A panoramic X-ray taken at around the age of 11 helps to evaluate the position and orientation of permanent teeth (especially the canines). These teeth play a very important role in chewing. Unfortunately, they are often impacted (fail to erupt into the dental arch). A panoramic X-ray can reveal the likelihood of having impacted canines. Minor procedures such as the extraction of some primary teeth often help the eruption of certain impacted teeth.

Panoramic X-rays give an overview of the developing dentition

In teenagers, a panoramic radiograph taken between the ages of 15 and 18 is useful for assessing the development, position and eruption of the wisdom teeth. If a wisdom tooth appears to have no space to erupt properly in the mouth and if an extraction is necessary, the dentist will recommend the appropriate age to perform the procedure, which will reduce the risk of complications.

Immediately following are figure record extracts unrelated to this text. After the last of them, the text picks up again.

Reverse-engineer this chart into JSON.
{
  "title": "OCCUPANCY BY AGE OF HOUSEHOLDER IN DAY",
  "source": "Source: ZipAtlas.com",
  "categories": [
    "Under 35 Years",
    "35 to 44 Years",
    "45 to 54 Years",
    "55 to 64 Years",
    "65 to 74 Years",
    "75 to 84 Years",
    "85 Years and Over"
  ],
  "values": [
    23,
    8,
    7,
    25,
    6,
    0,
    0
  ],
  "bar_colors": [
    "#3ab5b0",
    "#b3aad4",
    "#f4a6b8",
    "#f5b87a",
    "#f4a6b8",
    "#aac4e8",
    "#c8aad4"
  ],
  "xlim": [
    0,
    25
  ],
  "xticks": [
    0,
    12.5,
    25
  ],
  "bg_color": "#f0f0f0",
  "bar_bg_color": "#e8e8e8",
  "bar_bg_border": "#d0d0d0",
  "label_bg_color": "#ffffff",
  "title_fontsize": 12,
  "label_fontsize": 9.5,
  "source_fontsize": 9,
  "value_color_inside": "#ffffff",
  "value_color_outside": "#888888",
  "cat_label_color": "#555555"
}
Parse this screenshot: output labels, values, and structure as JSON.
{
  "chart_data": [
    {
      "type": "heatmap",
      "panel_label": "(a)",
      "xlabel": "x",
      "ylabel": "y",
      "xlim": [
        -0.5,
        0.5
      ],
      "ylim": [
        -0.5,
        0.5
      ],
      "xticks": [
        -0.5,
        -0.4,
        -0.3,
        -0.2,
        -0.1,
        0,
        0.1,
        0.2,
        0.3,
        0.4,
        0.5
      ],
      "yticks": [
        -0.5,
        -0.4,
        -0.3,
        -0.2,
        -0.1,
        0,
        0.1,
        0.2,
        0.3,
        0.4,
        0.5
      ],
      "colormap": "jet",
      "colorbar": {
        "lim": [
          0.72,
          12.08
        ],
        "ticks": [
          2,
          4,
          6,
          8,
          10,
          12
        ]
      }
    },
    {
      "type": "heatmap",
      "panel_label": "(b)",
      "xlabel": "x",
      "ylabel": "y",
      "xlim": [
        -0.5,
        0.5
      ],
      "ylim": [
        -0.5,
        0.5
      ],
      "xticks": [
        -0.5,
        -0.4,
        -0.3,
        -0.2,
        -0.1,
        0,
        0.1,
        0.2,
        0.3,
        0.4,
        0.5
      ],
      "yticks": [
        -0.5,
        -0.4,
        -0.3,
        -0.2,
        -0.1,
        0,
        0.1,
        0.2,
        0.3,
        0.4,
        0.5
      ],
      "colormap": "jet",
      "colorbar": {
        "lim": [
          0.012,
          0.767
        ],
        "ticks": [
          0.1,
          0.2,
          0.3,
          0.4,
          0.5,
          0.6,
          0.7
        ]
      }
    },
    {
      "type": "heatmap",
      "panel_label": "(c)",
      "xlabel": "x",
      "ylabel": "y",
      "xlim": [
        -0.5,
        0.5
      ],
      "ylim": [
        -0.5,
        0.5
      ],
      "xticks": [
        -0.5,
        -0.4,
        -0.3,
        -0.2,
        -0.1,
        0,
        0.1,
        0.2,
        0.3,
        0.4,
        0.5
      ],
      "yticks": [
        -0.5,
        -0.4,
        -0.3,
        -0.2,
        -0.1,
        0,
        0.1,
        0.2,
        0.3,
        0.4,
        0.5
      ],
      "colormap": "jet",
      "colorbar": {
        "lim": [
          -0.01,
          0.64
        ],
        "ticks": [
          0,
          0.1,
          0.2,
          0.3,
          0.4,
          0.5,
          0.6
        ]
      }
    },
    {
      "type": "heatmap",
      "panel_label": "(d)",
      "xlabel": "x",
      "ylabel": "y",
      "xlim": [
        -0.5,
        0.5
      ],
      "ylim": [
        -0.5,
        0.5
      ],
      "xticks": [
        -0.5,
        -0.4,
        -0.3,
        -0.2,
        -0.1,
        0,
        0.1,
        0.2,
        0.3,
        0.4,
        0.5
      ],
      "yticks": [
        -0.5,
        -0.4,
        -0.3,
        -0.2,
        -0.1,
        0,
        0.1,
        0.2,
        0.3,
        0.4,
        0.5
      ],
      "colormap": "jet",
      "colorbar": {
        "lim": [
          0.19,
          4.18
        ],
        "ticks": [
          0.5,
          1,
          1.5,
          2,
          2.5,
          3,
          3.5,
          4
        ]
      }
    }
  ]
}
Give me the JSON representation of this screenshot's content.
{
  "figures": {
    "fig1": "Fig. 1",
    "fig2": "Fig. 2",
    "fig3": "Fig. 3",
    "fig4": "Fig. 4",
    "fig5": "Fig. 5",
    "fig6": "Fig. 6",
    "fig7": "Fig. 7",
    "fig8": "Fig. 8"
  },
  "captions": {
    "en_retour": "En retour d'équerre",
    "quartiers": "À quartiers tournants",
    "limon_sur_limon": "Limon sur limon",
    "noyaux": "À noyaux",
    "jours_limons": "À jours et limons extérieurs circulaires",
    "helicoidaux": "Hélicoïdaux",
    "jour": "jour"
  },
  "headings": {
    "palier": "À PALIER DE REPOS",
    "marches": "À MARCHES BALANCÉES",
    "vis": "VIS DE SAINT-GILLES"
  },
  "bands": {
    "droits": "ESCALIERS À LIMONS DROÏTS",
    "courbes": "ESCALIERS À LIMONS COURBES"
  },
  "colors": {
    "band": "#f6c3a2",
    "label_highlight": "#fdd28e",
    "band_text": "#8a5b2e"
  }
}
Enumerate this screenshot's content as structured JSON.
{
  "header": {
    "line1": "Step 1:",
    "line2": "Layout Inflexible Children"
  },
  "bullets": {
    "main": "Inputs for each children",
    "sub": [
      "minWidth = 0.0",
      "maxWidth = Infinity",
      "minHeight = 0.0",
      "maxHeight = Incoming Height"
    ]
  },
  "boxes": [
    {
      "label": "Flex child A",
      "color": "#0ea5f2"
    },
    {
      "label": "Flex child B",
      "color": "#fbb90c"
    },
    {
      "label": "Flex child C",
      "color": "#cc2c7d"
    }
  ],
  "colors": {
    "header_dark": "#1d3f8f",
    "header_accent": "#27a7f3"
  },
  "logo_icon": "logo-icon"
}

Finally, this image allows the identification of several other conditions related to teeth or bones such as fractures of the jaws, infections at root tips, health status of the bone surrounding a dental implant, healing of an extraction site, etc. If additional details are required for the diagnosis, other types of X-rays (inter-proximal, periapical, 3D scan) can be prescribed. In general, healthy adults should have these X-rays taken every 5 years during a full dental check-up unless a special situation arises. The frequency may vary according to the health history, oral hygiene habits and dental condition of the patient at the time of examination.

3D VOLUMETRIC CT SCAN

This type of X-ray is used to diagnose more complex cases and to prescribe appropriate treatments, such as the placement of dental implants, an assessment of the quantity and quality of bone, major jaw surgeries, etc. Devices necessary for this type of X-rays are expensive and involve a greater dose of radiation. They are not available in every practice and are only used in very specific cases.

X-ray risks

A dental examination is not complete without X-rays. However, dentists understand the health effects from excessive radiation exposure. Be assured that they keep X-rays to a minimum and only prescribe what is necessary to make an accurate diagnosis. Thus, the frequency and type of X-rays are always tailored to each patient’s individual condition.

Digital radiography

In order to reduce your exposure to X-rays and to get high-quality images, we use digital radiography for panoramic and intraoral views. Using digital radiography results in a 5-fold reduction in the radiation dose compared to traditional X-rays. These devices also have the advantage of not requiring environmentally harmful chemicals for the development of the film. Thanks to the large screens in each examination room, our patients can see the radiographs, understand their oral condition and be able to discuss it with their dentist.